Et pour cause, le tambour est une femme. Ou simplement la femme est un tambour. Quoi ? « Oui, vous l’avez bien entendu : ‘‘Ingoma y’ikirwa’’», réplique le vieux sage. (Retenez : Ingoma = Tambour et Ikirwa = le lit conjugal du Roi). Ingoma y’ikirwa revient donc  à  dire « le tambour qui se bat au lit ».

« C’est pourquoi, rappelle le gardien des deux derniers tambours sacrés, jamais, depuis la nuit des temps, aucune Burundaise n’a joué au tambour. Ingoma a toujours été battu par des hommes, que ce soit lors des grandes cérémonies (intronisation, funérailles des rois, fête des semailles Umuganuro », …), et uniquement  en présence du roi. »


Ingoma, ou le corps féminin

L’octogénaire de Gishora revient sur la symbolique du tambour burundais : « Il a les mêmes parties du corps qu’une femme. Inda y’ingoma, qui  peut aussi signifier l’abdomen du tambour. Amabere ou les seins. Mu kibenga, ou tout aussi le gouffre humide ou trou profond, etc. »

Même la peau qu’on utilise pour la fabrication d’un tambour doit nécessairement être celle d’une génisse et non celle du taureau.

Autre chose importante qui fait que le tambour soit l’apanage des hommes : il est joué en utilisant les Imirisho (des baguettes en bois).
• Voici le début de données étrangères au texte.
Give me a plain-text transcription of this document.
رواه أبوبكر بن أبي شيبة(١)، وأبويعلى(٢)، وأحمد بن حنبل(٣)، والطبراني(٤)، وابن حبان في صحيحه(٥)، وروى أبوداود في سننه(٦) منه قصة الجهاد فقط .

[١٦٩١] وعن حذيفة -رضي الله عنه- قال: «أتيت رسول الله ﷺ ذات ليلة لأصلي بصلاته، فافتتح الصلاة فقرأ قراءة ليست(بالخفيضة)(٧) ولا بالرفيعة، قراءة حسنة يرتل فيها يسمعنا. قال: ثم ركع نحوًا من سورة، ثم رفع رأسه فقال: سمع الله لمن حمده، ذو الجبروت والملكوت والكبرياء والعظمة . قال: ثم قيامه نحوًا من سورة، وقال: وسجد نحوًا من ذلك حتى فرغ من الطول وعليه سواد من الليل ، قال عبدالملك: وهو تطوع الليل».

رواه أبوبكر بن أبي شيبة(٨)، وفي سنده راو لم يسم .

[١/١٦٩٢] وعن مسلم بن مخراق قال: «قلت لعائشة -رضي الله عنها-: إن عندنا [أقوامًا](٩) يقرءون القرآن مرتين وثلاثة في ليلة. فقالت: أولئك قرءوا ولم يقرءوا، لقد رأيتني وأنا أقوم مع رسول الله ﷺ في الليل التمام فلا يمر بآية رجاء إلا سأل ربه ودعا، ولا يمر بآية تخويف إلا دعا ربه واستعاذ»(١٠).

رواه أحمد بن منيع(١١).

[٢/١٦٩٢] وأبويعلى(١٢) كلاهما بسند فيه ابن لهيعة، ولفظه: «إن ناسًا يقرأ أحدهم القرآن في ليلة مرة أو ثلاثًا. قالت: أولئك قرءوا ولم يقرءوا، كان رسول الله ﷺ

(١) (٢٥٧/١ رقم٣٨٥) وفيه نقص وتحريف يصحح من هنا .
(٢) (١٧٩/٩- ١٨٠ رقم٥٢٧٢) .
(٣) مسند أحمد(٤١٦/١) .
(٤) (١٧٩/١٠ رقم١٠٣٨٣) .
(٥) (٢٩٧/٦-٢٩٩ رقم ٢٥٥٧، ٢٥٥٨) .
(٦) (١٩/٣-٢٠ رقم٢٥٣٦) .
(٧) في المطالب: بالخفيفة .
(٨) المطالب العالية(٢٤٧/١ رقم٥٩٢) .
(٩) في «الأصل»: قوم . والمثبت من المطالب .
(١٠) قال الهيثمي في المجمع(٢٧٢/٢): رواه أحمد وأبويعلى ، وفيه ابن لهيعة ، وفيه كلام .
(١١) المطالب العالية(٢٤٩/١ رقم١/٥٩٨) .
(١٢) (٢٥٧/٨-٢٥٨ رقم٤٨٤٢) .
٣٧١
Antime rappelle que «les baguettes (Imirisho) sont un symbole phallique, et dans la tradition burundaise, la femme ne peut jamais toucher le phallus de l’homme qu’en cas d’union. Donc l’union avec le tambour est un rite sacré réservé uniquement aux hommes ».

Ne soyez donc plus étonné de voir un tambourinaire en liesse quand il bat le tambour : «C’est comme si on faisait l’amour… L’homme tient d’abord les baguettes (Imirisho) et caresse le ventre du tambour (Inda y’ingoma) et ce geste s’appelle Gusasira, comme on le fait pour une  femme qu’on aime, avant de passer à l’acte d’amour », argumente Ezéchiel Nibaruta, tambourinaire de Gishora.

Du coup, les femmes ne peuvent s’amuser en dansant du tambour car c’est comme si elles se donnaient du plaisir lors de l’acte conjugal.

Bref, pour ces tambourinaires de Gishora, battre le tambour pour une femme s’apparente plus à la masturbation qu’à autre chose.